The WordPress market share surpasses 43%
A live studio audience in New York City heard Matt Mullenweg deliver his annual State of the Word address last week. Thousands of WordPress enthusiasts watched the livestream on YouTube. Meetups were held around the world – in places like Detroit, Singapore, Pakistan, and Medellin, among others.
Mullenweg started by reviewing the growth of WordPress during the past year, beginning with the Polyglots’ continued efforts to make WordPress accessible to those who do not speak English. As of 2021, language packs and active translations have provided significant access to WordPress for translators:
- There are 13,659 language packs in the core (up 76%)
- There are 15,900 translations in progress (+28%)
In addition, WordPress expanded its Diverse Speaker Training program, gaining 135 participants across 66 cities in 16 countries.
Mullenweg said that Learn.Wordpress.org is now available in 21 languages, and that the site is going to be a more prominent part of what visitors see when they visit the WordPress website. 186 learning spaces have been created within the platform, which he says is essentially cohorts of people going through various courses. There are currently 73 workshops and 70 different lesson plans available on Learn.WordPress.org. In addition, two new courses have just been released, which include collections of lesson plans.
“I think this is actually one of our biggest opportunities to expand the knowledge of what WordPress is, and also define it to a new audience through these courses,” Mullenweg said.

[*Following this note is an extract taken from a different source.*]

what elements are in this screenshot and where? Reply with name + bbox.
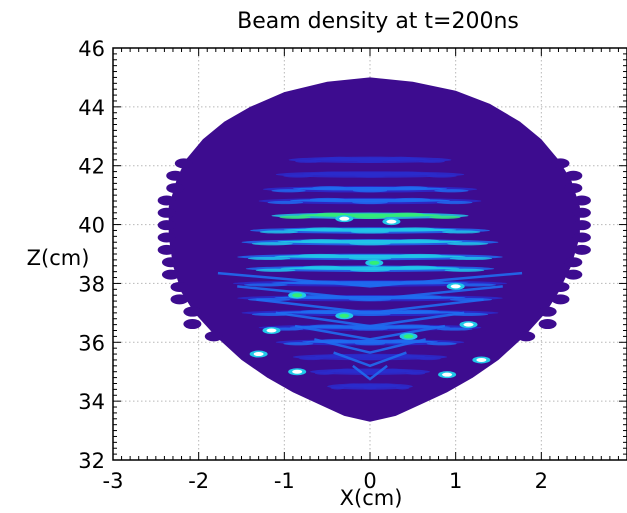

From the presentation, W3Techs noted that WordPress is now used on 43.1% of websites, up from 39.1% last year.
As proprietary systems overtake Drupal and Joomla, open source CMS’s are disappearing from the top five competitors. In general, Mullenweg says, the CMS’s aren’t competing for market share with each other, rather they are taking it from websites without a detectable CMS.
“We actually grew two entire Wix’s this year, which is a new unit of measurement,” Mullenweg joked.
“And to put that in perspective, we’re still 10 times larger than number two out there, but this doesn’t happen for free. And we shouldn’t take any of this for granted. There are in the history of software, and certainly the internet, many services that were once dominant that now we need museums to remember what they were there to maintain.
“We really need to stay humble and stay close to users and iterate the software as quickly as possible.”
Mullenweg suggested that WordPress might have four releases in 2022 instead of three.
“I’m proud to say it was a good year for WordPress security,” he said. More than 30 people contributed to security patches, and 1/3 of those were first-time contributors.
“Security is a process,” Mullenweg said. “Anyone who says they are perfectly secure is tempting fate.
“Our ability to be one of the most secure platforms in the world is one hundred percent a result of how much we’re going to be able to update sites because humans are fallible sometimes.”